Lobbyist of the Year: David McMahan, once known as “Rooster,” had a lot to crow about, starting with 37 clients. That would be an overload without his lobbying lady colleagues who do much of the heavy lifting. Perhaps most prominently, he again helped steer the wine-in-grocery-stores bill to defeat on behalf of liquor retailers, despite increasingly effective efforts on the other side. Perhaps more interestingly, he was a player in passage of a bill that, among other things, allowed Sugarlands Distillery LLC to make moonshine in Gatlinburg despite city official objections. This raised conflict-of-interest questions since McMahan was registered as lobbyist for Gatlinburg and was a minority investor in Sugarlands. But he handled the situation somewhat ethically, losing the city of Gatlinburg as a client in the process and registering for Sugarlands, though arguably he didn’t have to do so as a part owner. So McMahan was both successful — also winning some more obscure lobbying squabbles — and somewhat ethical. Those two things don’t always go together for lobbyists.

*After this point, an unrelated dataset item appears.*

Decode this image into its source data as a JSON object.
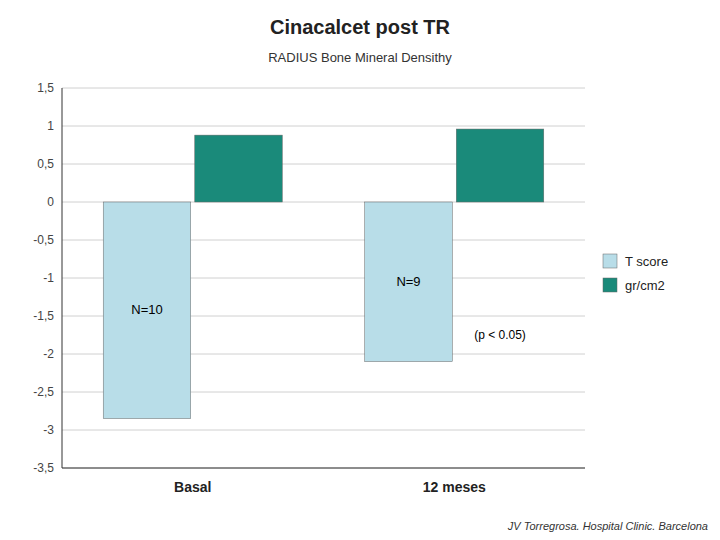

Runner-up lobbying honors go to Rich Foge, executive director of the Tennessee Malt Beverage Association, who smoothly engineered passage of an overhaul of the state’s beer tax that will save wholesalers millions of dollars over the coming years. Relying on good will built up at freebie events for lawmakers, Foge also orchestrated grassroots beer events and negotiated a deal with local government officials who lose revenue over the long run from “freezing” beer taxes.
Against the Wind Award: Rep. Richard Floyd, R-Chattanooga, who was inspired by the aforementioned distillery bill — it also legalized the making of whiskey in Chattanooga — to aggressively attack the alcoholic beverage industry and its lobbyists. He thus stood out as a member of the apparently dwindling number of lawmakers who vote no, as a matter of conscience, on bills enhancing alcohol sales.

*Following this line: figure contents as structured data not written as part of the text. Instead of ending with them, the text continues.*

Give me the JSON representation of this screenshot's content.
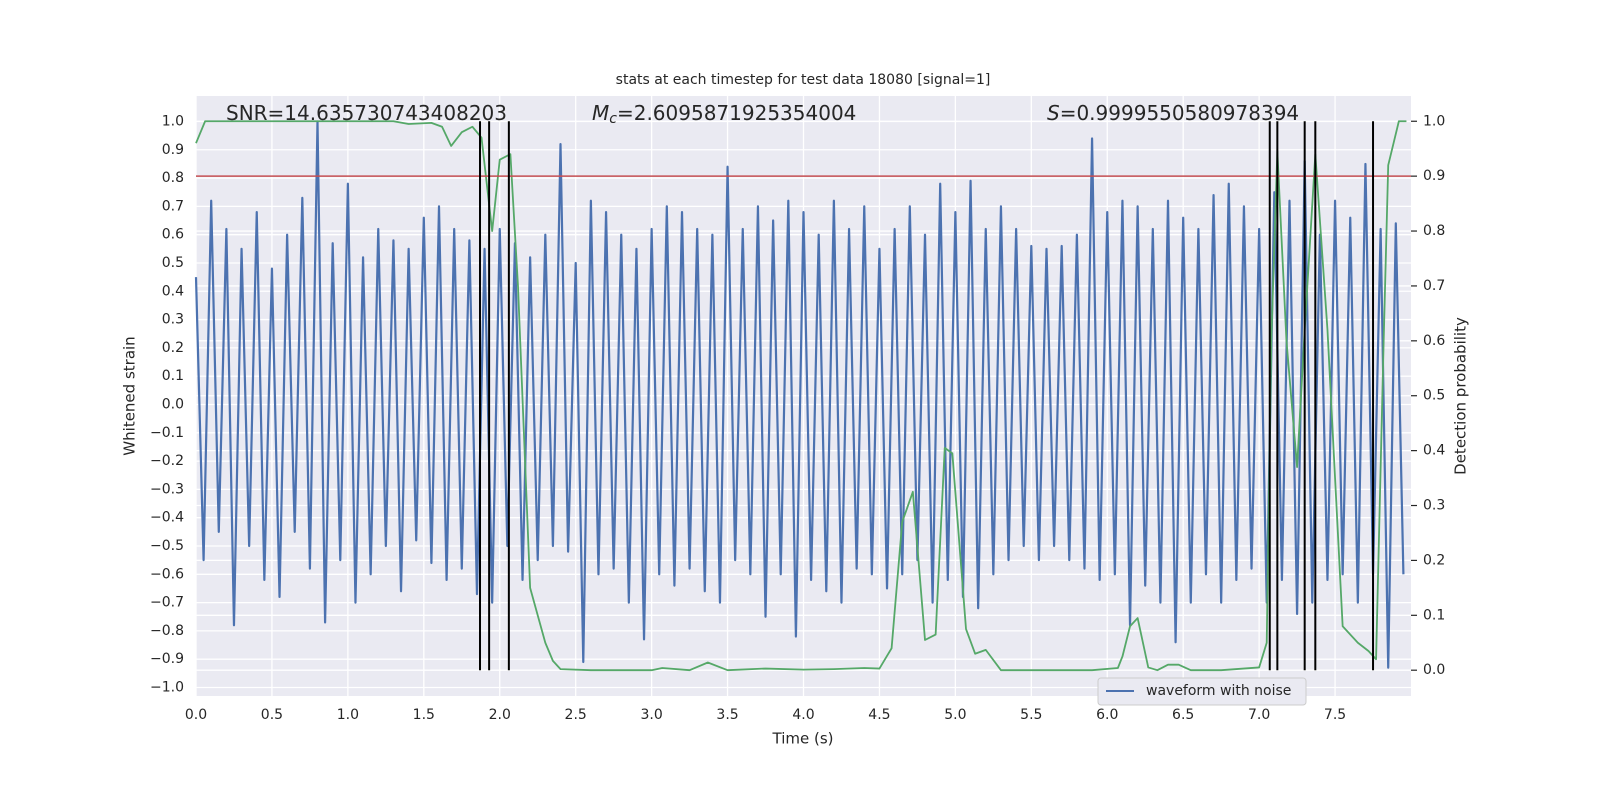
{
  "chart_data": {
    "type": "line",
    "title": "stats at each timestep for test data 18080 [signal=1]",
    "x_label": "Time (s)",
    "y_label": "Whitened strain",
    "y2_label": "Detection probability",
    "annotations": [
      {
        "parts": [
          "SNR=14.635730743408203"
        ]
      },
      {
        "parts": [
          "M",
          "c",
          "=2.6095871925354004"
        ]
      },
      {
        "parts": [
          "S",
          "=0.9999550580978394"
        ]
      }
    ],
    "xlim": [
      0,
      8
    ],
    "xticks": [
      {
        "value": 0,
        "label": "0.0"
      },
      {
        "value": 0.5,
        "label": "0.5"
      },
      {
        "value": 1,
        "label": "1.0"
      },
      {
        "value": 1.5,
        "label": "1.5"
      },
      {
        "value": 2,
        "label": "2.0"
      },
      {
        "value": 2.5,
        "label": "2.5"
      },
      {
        "value": 3,
        "label": "3.0"
      },
      {
        "value": 3.5,
        "label": "3.5"
      },
      {
        "value": 4,
        "label": "4.0"
      },
      {
        "value": 4.5,
        "label": "4.5"
      },
      {
        "value": 5,
        "label": "5.0"
      },
      {
        "value": 5.5,
        "label": "5.5"
      },
      {
        "value": 6,
        "label": "6.0"
      },
      {
        "value": 6.5,
        "label": "6.5"
      },
      {
        "value": 7,
        "label": "7.0"
      },
      {
        "value": 7.5,
        "label": "7.5"
      }
    ],
    "ylim": [
      -1.03,
      1.09
    ],
    "yticks": [
      {
        "value": -1,
        "label": "−1.0"
      },
      {
        "value": -0.9,
        "label": "−0.9"
      },
      {
        "value": -0.8,
        "label": "−0.8"
      },
      {
        "value": -0.7,
        "label": "−0.7"
      },
      {
        "value": -0.6,
        "label": "−0.6"
      },
      {
        "value": -0.5,
        "label": "−0.5"
      },
      {
        "value": -0.4,
        "label": "−0.4"
      },
      {
        "value": -0.3,
        "label": "−0.3"
      },
      {
        "value": -0.2,
        "label": "−0.2"
      },
      {
        "value": -0.1,
        "label": "−0.1"
      },
      {
        "value": 0,
        "label": "0.0"
      },
      {
        "value": 0.1,
        "label": "0.1"
      },
      {
        "value": 0.2,
        "label": "0.2"
      },
      {
        "value": 0.3,
        "label": "0.3"
      },
      {
        "value": 0.4,
        "label": "0.4"
      },
      {
        "value": 0.5,
        "label": "0.5"
      },
      {
        "value": 0.6,
        "label": "0.6"
      },
      {
        "value": 0.7,
        "label": "0.7"
      },
      {
        "value": 0.8,
        "label": "0.8"
      },
      {
        "value": 0.9,
        "label": "0.9"
      },
      {
        "value": 1,
        "label": "1.0"
      }
    ],
    "y2lim": [
      -0.047,
      1.046
    ],
    "y2ticks": [
      {
        "value": 0,
        "label": "0.0"
      },
      {
        "value": 0.1,
        "label": "0.1"
      },
      {
        "value": 0.2,
        "label": "0.2"
      },
      {
        "value": 0.3,
        "label": "0.3"
      },
      {
        "value": 0.4,
        "label": "0.4"
      },
      {
        "value": 0.5,
        "label": "0.5"
      },
      {
        "value": 0.6,
        "label": "0.6"
      },
      {
        "value": 0.7,
        "label": "0.7"
      },
      {
        "value": 0.8,
        "label": "0.8"
      },
      {
        "value": 0.9,
        "label": "0.9"
      },
      {
        "value": 1,
        "label": "1.0"
      }
    ],
    "grid": true,
    "legend_position": "lower right",
    "series": [
      {
        "name": "waveform with noise",
        "color": "#4c72b0",
        "axis": "y",
        "x": [
          0,
          0.05,
          0.1,
          0.15,
          0.2,
          0.25,
          0.3,
          0.35,
          0.4,
          0.45,
          0.5,
          0.55,
          0.6,
          0.65,
          0.7,
          0.75,
          0.8,
          0.85,
          0.9,
          0.95,
          1,
          1.05,
          1.1,
          1.15,
          1.2,
          1.25,
          1.3,
          1.35,
          1.4,
          1.45,
          1.5,
          1.55,
          1.6,
          1.65,
          1.7,
          1.75,
          1.8,
          1.85,
          1.9,
          1.95,
          2,
          2.05,
          2.1,
          2.15,
          2.2,
          2.25,
          2.3,
          2.35,
          2.4,
          2.45,
          2.5,
          2.55,
          2.6,
          2.65,
          2.7,
          2.75,
          2.8,
          2.85,
          2.9,
          2.95,
          3,
          3.05,
          3.1,
          3.15,
          3.2,
          3.25,
          3.3,
          3.35,
          3.4,
          3.45,
          3.5,
          3.55,
          3.6,
          3.65,
          3.7,
          3.75,
          3.8,
          3.85,
          3.9,
          3.95,
          4,
          4.05,
          4.1,
          4.15,
          4.2,
          4.25,
          4.3,
          4.35,
          4.4,
          4.45,
          4.5,
          4.55,
          4.6,
          4.65,
          4.7,
          4.75,
          4.8,
          4.85,
          4.9,
          4.95,
          5,
          5.05,
          5.1,
          5.15,
          5.2,
          5.25,
          5.3,
          5.35,
          5.4,
          5.45,
          5.5,
          5.55,
          5.6,
          5.65,
          5.7,
          5.75,
          5.8,
          5.85,
          5.9,
          5.95,
          6,
          6.05,
          6.1,
          6.15,
          6.2,
          6.25,
          6.3,
          6.35,
          6.4,
          6.45,
          6.5,
          6.55,
          6.6,
          6.65,
          6.7,
          6.75,
          6.8,
          6.85,
          6.9,
          6.95,
          7,
          7.05,
          7.1,
          7.15,
          7.2,
          7.25,
          7.3,
          7.35,
          7.4,
          7.45,
          7.5,
          7.55,
          7.6,
          7.65,
          7.7,
          7.75,
          7.8,
          7.85,
          7.9,
          7.95
        ],
        "values": [
          0.45,
          -0.55,
          0.72,
          -0.45,
          0.62,
          -0.78,
          0.55,
          -0.5,
          0.68,
          -0.62,
          0.48,
          -0.68,
          0.6,
          -0.45,
          0.73,
          -0.58,
          1.0,
          -0.77,
          0.57,
          -0.55,
          0.78,
          -0.7,
          0.52,
          -0.6,
          0.62,
          -0.5,
          0.58,
          -0.66,
          0.55,
          -0.48,
          0.66,
          -0.56,
          0.7,
          -0.62,
          0.62,
          -0.58,
          0.58,
          -0.67,
          0.55,
          -0.7,
          0.62,
          -0.5,
          0.57,
          -0.62,
          0.52,
          -0.55,
          0.6,
          -0.5,
          0.92,
          -0.52,
          0.5,
          -0.91,
          0.72,
          -0.6,
          0.68,
          -0.58,
          0.6,
          -0.7,
          0.55,
          -0.83,
          0.62,
          -0.6,
          0.7,
          -0.64,
          0.68,
          -0.58,
          0.62,
          -0.66,
          0.6,
          -0.7,
          0.84,
          -0.55,
          0.62,
          -0.6,
          0.7,
          -0.75,
          0.65,
          -0.6,
          0.72,
          -0.82,
          0.68,
          -0.62,
          0.6,
          -0.66,
          0.72,
          -0.7,
          0.62,
          -0.58,
          0.7,
          -0.6,
          0.55,
          -0.65,
          0.62,
          -0.6,
          0.7,
          -0.55,
          0.6,
          -0.7,
          0.78,
          -0.62,
          0.68,
          -0.68,
          0.79,
          -0.72,
          0.62,
          -0.6,
          0.7,
          -0.55,
          0.62,
          -0.5,
          0.56,
          -0.55,
          0.55,
          -0.5,
          0.56,
          -0.55,
          0.6,
          -0.58,
          0.94,
          -0.62,
          0.68,
          -0.6,
          0.72,
          -0.78,
          0.7,
          -0.64,
          0.62,
          -0.7,
          0.72,
          -0.84,
          0.66,
          -0.7,
          0.62,
          -0.6,
          0.74,
          -0.7,
          0.78,
          -0.62,
          0.7,
          -0.58,
          0.62,
          -0.7,
          0.75,
          -0.62,
          0.72,
          -0.74,
          0.86,
          -0.7,
          0.6,
          -0.62,
          0.72,
          -0.6,
          0.66,
          -0.7,
          0.85,
          -0.6,
          0.62,
          -0.93,
          0.64,
          -0.6
        ]
      },
      {
        "color": "#55a868",
        "axis": "y2",
        "x": [
          0,
          0.06,
          0.5,
          1,
          1.3,
          1.4,
          1.55,
          1.62,
          1.68,
          1.75,
          1.82,
          1.88,
          1.95,
          2,
          2.07,
          2.12,
          2.2,
          2.3,
          2.35,
          2.4,
          2.6,
          3,
          3.07,
          3.25,
          3.37,
          3.5,
          3.75,
          4,
          4.2,
          4.4,
          4.5,
          4.58,
          4.65,
          4.72,
          4.8,
          4.87,
          4.93,
          4.98,
          5.07,
          5.13,
          5.2,
          5.3,
          5.5,
          5.9,
          6.07,
          6.1,
          6.15,
          6.2,
          6.27,
          6.33,
          6.4,
          6.47,
          6.55,
          6.75,
          7,
          7.05,
          7.08,
          7.12,
          7.18,
          7.25,
          7.3,
          7.37,
          7.45,
          7.5,
          7.55,
          7.65,
          7.72,
          7.77,
          7.82,
          7.85,
          7.92,
          7.97
        ],
        "values": [
          0.96,
          1,
          1,
          1,
          1,
          0.995,
          0.997,
          0.99,
          0.955,
          0.98,
          0.99,
          0.97,
          0.8,
          0.93,
          0.94,
          0.7,
          0.15,
          0.05,
          0.017,
          0.002,
          0,
          0,
          0.004,
          0,
          0.014,
          0,
          0.003,
          0.001,
          0.002,
          0.004,
          0.003,
          0.04,
          0.27,
          0.325,
          0.055,
          0.065,
          0.405,
          0.395,
          0.075,
          0.03,
          0.037,
          0,
          0,
          0,
          0.004,
          0.025,
          0.08,
          0.095,
          0.005,
          0,
          0.01,
          0.01,
          0,
          0,
          0.005,
          0.05,
          0.6,
          0.945,
          0.6,
          0.37,
          0.62,
          0.94,
          0.62,
          0.35,
          0.08,
          0.05,
          0.035,
          0.02,
          0.6,
          0.92,
          1,
          1
        ]
      }
    ],
    "hline": {
      "value": 0.9,
      "axis": "y2",
      "color": "#c44e52"
    },
    "vlines": {
      "x": [
        1.87,
        1.93,
        2.06,
        7.07,
        7.12,
        7.3,
        7.37,
        7.75
      ],
      "ymin": 0,
      "ymax": 1,
      "axis": "y2",
      "color": "#000000"
    }
  }
}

Anonymous Influence Award: To Publius Huldah, who may have set a precedent by testifying before the Senate Judiciary Committee under her blogging pseudonym while refusing to give her real name. Publius was protagonist for a proposal declaring legislators could nullify federal gun laws, which failed in the committee on a tie vote. Interestingly, her chief sparring partner in the debate was Chairman Brian Kelsey, R-Germantown, who sponsored a bill — passed in the Senate, held up in the House — that gives legal protections to anonymous commenters on Internet websites.
Least Conservative Republican: Sen. Doug Overbey of Maryville, who, for example, actually proposed a bill that could be considered a tax increase — it involved hotel-motel taxes and he considered it closing a loophole — and was the only Republican to vote against Gov. Bill Haslam’s workers’ compensation bill.
Most Conservative Democrat: Rep. John DeBerry, D-Memphis. In keeping with his past penchant for breaking with fellow members of the minority caucus, especially on education issues, DeBerry backed a Republican-sponsored statewide charter authorizer and sponsored a “parent trigger” bill that would make it easier for parents to force a public school to become a charter school.